Vegan and Gluten Free (recipe below)
Cooking with plants has a lot to do with “listening”. It really feels like the plants talk to me and tell me how to cook with them without communicating via words!
When I cook, I often feel like I’m being led by my ingredients without knowing in advance where we’re going. I’m usually delightfully surprised when we get there.
I believe it was the choice to go vegan, which I made in 2011, that changed my entire culinary life by catalyzing within me this “listening” to an inner-guidance. With that, I have also continued to feel a more vibrant enthusiasm for discovering creative ways of cooking and non-cooking.
In short, by committing to plants for my nutrition, I’ve become a better creator in the kitchen! I enjoy preparing meals so much more than ever and I feel a far deeper connection to my food and the environment.

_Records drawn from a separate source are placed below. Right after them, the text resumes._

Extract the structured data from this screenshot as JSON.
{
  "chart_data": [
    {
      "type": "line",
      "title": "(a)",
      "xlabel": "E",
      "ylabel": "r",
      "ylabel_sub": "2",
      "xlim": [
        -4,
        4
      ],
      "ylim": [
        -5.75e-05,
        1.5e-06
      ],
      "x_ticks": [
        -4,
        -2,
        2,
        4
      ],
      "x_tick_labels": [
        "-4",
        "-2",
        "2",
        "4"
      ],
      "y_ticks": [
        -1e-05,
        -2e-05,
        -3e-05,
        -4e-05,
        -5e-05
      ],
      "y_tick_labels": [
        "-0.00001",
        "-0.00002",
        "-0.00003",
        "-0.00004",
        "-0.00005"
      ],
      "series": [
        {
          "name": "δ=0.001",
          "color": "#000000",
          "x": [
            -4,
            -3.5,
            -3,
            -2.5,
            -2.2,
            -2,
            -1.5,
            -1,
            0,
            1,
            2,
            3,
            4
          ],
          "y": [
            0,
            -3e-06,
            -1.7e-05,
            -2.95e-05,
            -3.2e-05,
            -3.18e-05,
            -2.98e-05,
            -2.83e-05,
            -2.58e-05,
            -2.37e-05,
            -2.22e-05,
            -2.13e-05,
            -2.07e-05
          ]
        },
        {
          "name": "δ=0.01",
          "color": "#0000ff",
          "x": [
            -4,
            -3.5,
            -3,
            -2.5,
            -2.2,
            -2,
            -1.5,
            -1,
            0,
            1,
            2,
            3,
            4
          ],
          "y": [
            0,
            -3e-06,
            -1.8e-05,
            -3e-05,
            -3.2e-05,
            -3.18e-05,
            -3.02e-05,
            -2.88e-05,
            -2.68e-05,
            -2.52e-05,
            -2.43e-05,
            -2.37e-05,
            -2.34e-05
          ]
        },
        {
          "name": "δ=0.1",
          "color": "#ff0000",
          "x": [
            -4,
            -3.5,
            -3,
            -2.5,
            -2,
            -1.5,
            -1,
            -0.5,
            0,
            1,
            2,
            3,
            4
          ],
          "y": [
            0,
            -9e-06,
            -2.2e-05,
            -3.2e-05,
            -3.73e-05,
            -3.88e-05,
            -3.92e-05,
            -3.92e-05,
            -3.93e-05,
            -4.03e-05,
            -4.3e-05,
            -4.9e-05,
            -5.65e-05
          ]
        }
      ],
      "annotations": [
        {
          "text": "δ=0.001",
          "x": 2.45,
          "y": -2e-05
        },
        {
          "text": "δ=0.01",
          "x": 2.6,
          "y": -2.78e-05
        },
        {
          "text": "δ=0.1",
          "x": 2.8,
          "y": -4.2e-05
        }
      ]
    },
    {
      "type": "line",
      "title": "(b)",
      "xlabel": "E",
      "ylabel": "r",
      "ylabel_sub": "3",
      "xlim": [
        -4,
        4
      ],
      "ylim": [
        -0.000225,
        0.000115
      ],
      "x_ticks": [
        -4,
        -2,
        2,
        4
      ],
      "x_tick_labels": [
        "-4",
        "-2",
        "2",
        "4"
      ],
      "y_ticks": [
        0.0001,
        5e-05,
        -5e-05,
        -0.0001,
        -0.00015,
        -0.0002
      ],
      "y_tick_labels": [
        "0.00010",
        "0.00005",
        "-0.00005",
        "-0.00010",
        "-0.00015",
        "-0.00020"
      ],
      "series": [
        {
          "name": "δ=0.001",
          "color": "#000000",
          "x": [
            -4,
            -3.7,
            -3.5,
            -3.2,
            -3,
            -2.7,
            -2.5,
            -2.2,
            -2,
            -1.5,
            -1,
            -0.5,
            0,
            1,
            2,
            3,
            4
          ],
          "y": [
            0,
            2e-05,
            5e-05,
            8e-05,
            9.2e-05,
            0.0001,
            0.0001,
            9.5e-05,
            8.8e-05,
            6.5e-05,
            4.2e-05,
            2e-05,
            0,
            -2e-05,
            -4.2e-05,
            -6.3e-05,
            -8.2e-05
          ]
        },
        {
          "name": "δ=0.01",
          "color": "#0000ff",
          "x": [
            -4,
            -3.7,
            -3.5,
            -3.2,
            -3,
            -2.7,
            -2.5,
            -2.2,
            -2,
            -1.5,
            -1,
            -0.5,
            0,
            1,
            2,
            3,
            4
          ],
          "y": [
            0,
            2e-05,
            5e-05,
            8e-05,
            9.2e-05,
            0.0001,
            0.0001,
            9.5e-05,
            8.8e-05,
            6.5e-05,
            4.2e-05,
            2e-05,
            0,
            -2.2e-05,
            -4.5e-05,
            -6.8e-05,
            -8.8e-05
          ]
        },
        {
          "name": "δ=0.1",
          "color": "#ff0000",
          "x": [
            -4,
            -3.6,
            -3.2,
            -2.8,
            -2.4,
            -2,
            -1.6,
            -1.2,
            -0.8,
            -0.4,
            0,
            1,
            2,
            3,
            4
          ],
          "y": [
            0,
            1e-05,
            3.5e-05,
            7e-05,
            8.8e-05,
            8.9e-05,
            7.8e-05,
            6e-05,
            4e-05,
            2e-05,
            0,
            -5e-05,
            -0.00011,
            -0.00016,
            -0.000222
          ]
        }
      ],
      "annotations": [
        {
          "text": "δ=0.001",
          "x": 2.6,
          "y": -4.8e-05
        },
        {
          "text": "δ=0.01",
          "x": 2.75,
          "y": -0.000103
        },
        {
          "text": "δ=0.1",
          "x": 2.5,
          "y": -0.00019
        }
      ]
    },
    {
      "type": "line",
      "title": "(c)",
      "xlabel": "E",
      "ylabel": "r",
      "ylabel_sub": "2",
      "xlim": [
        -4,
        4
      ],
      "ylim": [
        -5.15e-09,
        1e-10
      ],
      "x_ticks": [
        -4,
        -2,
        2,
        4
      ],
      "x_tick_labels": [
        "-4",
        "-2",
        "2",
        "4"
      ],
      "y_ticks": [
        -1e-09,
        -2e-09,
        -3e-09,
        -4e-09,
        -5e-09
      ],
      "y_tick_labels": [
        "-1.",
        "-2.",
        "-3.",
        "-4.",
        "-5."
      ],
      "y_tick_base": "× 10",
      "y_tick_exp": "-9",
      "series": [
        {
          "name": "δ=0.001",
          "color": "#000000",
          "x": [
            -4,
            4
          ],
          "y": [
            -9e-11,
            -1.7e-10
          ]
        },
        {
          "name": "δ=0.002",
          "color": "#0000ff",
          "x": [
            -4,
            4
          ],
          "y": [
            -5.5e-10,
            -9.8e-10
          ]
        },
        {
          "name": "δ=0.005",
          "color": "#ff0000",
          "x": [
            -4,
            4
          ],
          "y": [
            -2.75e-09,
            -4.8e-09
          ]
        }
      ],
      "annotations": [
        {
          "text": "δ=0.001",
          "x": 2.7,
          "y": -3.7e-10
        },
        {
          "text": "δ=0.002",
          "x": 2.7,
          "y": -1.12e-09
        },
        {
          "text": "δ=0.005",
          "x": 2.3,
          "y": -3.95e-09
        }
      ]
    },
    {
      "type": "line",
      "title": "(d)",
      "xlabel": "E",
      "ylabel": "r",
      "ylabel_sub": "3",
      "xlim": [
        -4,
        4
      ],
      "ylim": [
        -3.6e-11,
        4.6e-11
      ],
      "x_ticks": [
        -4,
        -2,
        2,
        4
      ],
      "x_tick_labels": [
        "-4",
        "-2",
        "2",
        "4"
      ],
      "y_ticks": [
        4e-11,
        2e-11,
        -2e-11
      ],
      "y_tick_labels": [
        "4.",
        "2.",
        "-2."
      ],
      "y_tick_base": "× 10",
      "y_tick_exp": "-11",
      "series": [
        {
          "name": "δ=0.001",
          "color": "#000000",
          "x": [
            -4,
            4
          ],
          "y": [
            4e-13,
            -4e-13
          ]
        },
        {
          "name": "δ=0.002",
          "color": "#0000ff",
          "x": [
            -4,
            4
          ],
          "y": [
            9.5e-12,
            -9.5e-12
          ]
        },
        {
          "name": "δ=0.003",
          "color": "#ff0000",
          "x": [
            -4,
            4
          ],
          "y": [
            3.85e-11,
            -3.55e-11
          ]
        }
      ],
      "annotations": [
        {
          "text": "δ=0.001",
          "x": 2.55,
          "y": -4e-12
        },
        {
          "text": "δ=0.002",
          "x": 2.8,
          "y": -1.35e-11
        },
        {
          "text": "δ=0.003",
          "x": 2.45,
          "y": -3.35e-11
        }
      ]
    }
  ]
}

I suppose the interference to a natural flow of intuition has been removed by the shift in my diet and my intentions. That said: I’m always learning! I love trying new recipes, learning about ingredients, and adapting as needed.
When I first got to Boulder, I totally failed at vegan baking. People said it was a matter of adjusting to the altitude in the Rockies compared to where I was coming from, which was basically sea level on the East Coast. I don’t know. Either way, I kept trying and after 3 years, I am finally baking goods that I enjoy. I am not an expert baker. Like everything, I’m experimenting more often than not and looking for leads from different recipes online – then trying to adapt them to the available ingredients and learn something along the way. That is the case with this recipe. I was wondering why similar recipes called for both Baking Soda & Baking Powder. Here is a helpful discussion on the distinction between Baking Soda & Baking Powder and why both can be used together.
In this recipe, I enjoy the moist and crunchy texture and well-balanced flavors of the bread and muffins but it may change next time. Time and place make a difference.
There is also one thing I forgot here and missed after my first bite: raisins!
I just forgot to add raisins and would definitely recommend doing so if you are going forth from here.
Lastly, another shout out to my neighbors who handed me the zucchini in this bread and these muffins directly from their garden. I returned to them with a share of the goods.
Zucchini Bread & Flower Power Muffins
Vegan and Gluten Free Recipe
(makes one 9″ loaf and six 3″ muffins)
1 cup Gluten Free Flour (I used the King Arthur brand which blends White & Brown Rice, Whole Sorghum, Potato, Tapioca, Xantham Gum, Vitamins and Minerals)
1 cup Buckwheat Flour
1 cup Chickpea Flour
2 teaspoons Baking Soda
2 teaspoons Baking Powder
2 tablespoons White Wine Vinegar
1 tablespoon Flaxseeds
2 tablespoons Water
1/2 cup Raw Agave
1/4 cup Safflower Oil
1 tablespoon Salt
1 cup fresh Applesauce (I made a homemade applesauce with locally picked green “paradise apples” blended with cinnamon, fresh lime juice, a little water, and a dash of raw agave to taste)
3/4 cup chopped Walnuts
1.5 cups grated and chopped Zucchini
The bread top:
Fresh fruit jam (I used raspberry jam) and/or Vegan butter (I’m currently loving Oat butter)
The muffin top:
Freshly picked Nasturtium flowers (or any edible flowers)
What I forgot and would add next time:
1 cup of soaked Raisins
Pre-heat oven to 350-400 degrees Fahrenheit. Line 6 cup muffin pan and 9″ bread pan with a little oil. Mix your base together in a big bowl. Gradually, add the body to the base then pour all into pans. Bake for 30-45 min. Check-in with a toothpick to determine the precise time (when the toothpick can be removed without any sticky batter). Muffins and bread turn dark gold. When ready, remove from oven and let cool. Top muffins with fresh flowers. Top bread with vegan butter and/or jam. Taste. Enjoy and share!